Saturday, April 09, 2005

first week at work

well, i finally finished one week at work. phew. i guess it's ok. kinda mixed feelings about it.

for those who don't know. i'm working for a marketing company, juice/dynamic asia marketing. in nice words, i'm a marketing agent. in not so nice way, i'm a door to door salesgirl. sigh. actually...how to explain the job...well, the main client is scotts 37 cafe. celebrating their anniversary. i think they're trying to raise awareness of their cafe so they're offering this privilege card. the $10 for the card, part goes to the promised land missions. which is juice's adopted charity. so no matter what, juice will give promised land $60000. but i think they trying to offset this cost by selling the card. don't know the working behind the system tho.

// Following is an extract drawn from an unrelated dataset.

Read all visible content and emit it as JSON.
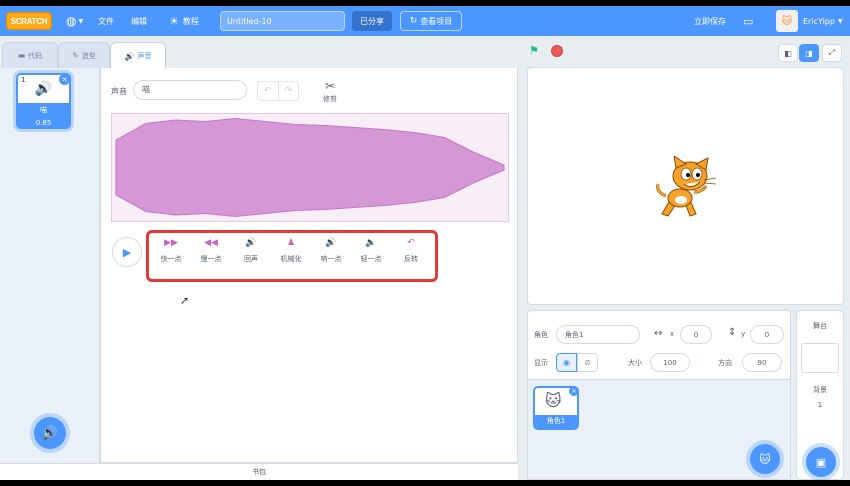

let's go through my first week. first day was not too bad. went out with ryan's team. sold one booklet. good thing. learnt a lot from ryan and joanne. duh, i mean, he's the one who started teaching me the pitch etc. then didn't see him for the rest of the week. MIA lah. but he called the first 2 days to ask how my sales went. sweet. i heard that he's coming back on mon. joanne was the one who took me around and guided me on my first day. rescuing me whenever i met chinese speaking aunties. my chinese just cannot make it lah.

then went with desmond. also taught me a lot. seriously. cos that day was pure advertising. no more charity. some problems with authorisation. so i was real depressed cos we went to so many blocks already and not even one sale. wanted to cry. and it was raining so hard, we had to stop selling. he was trying to cheer me up, motivating me on.

then, with ashley and siti. not bad. again, ashley was great at trying to cheer me up, cos i was so depressed from the day before. i was so depressed that even when i was queueing up to buy lunch, i so felt like crying. going out with shawn next day was great. showing me how we can have fun on the field as well. can't say exactly what fun on the field we had in case alfred or lee reads this. me and shawn would be in shit. but we did do our work that day lah. (btw, alfred is the ceo of juice asia and lee is the head of dynamic asia. want to know more, ask me.)

today going with kenneth and vishnu. went to private estate. that's why i'm so sunburnt today. great day today. got back the charity letter so can use a bit of charity when trying to get people to part with their money. of course there were some idiots who just don't want to give. crazy. can't understand them. we were at 6th avenue area. rich man area. some idiots can't bear to even part with $10. curse and swear. but definately learnt a bit about making multiple sales. someone signed a check for $50 for me. vishnu was really good. his first day and already he managed to sell one full booklet in one sale. woah.

saw goh chok tong's house today. bloody big sia. omg! even got sentry guards, barbed wire and surveillance cameras there. we were saying, we should ask if we can knock there. surely can clear all our booklets. :D but don't think the sentry will even let us through the door. not even sure if goh chok tong is in singapore.

so ya. despite all the horrible torture, it's actually quite fun. get to meet all sorts of people. if working the blocks made me lose all hope in human nature, working the pte estates helped to regain a little bit of that hope. i do have fun on the job, on the field. i love the company. it's just so dynamic and fun. energy is so high. learnt so much about communication and stuff. pushing myself out of my comfort zone, especially after making a sale, feels so great. i mean, if you told me before this that i'll be knocking on people's doors (literally. some people have no door bells) and yelling to people from the gate, i'll say you're crazy. and yet, i'm doing this every freaking day. nuts.

but. the downside is that it's really difficult and can get so depressing if no one wants to buy. and it's tiring. imagine climbing around the HDB blocks everyday. average of 15 floors and 6-12 houses on each level. tiring. and supposed to end work at 6.30pm. yes, end work. then go back to the office to return the money, id tags, ticket stubs...by that time 7 plus already. by the time get home, easily 8. sigh. really tired. i worked all this week, i only earned $30. i'm paid on commission. no sale, no pay. sigh. and duan hui's not doing on weekdays anymore. just saturdays. so i'll not exactly have company. not that i had her company on the field anyway. company would never team me up with her.

but, i tell you, i'm gonna quit sooner or later. i think that i'll finish this week, get my pay and disappear. it'll be a relief. but at the same time, i wonder if i'm cheating myself of a great chance at doing something with myself. i mean, like ashley told me, the larger part of your mind tells you to quit, get another job...but there's this little part of your mind that tells you that maybe you can overcome this challenge, maybe you can do it. that's kinda why i'm still considering when i wanted to quit. actually i wanted to tell lee that i'm leaving today. but... and i do love the company culture. :D

clifford just told me that his company's doing recruiting. maybe i'll try out. but i'll hang on to dynamic for this week and see how. but i definately will quit by the end of april. can't take it anymore. too tiring.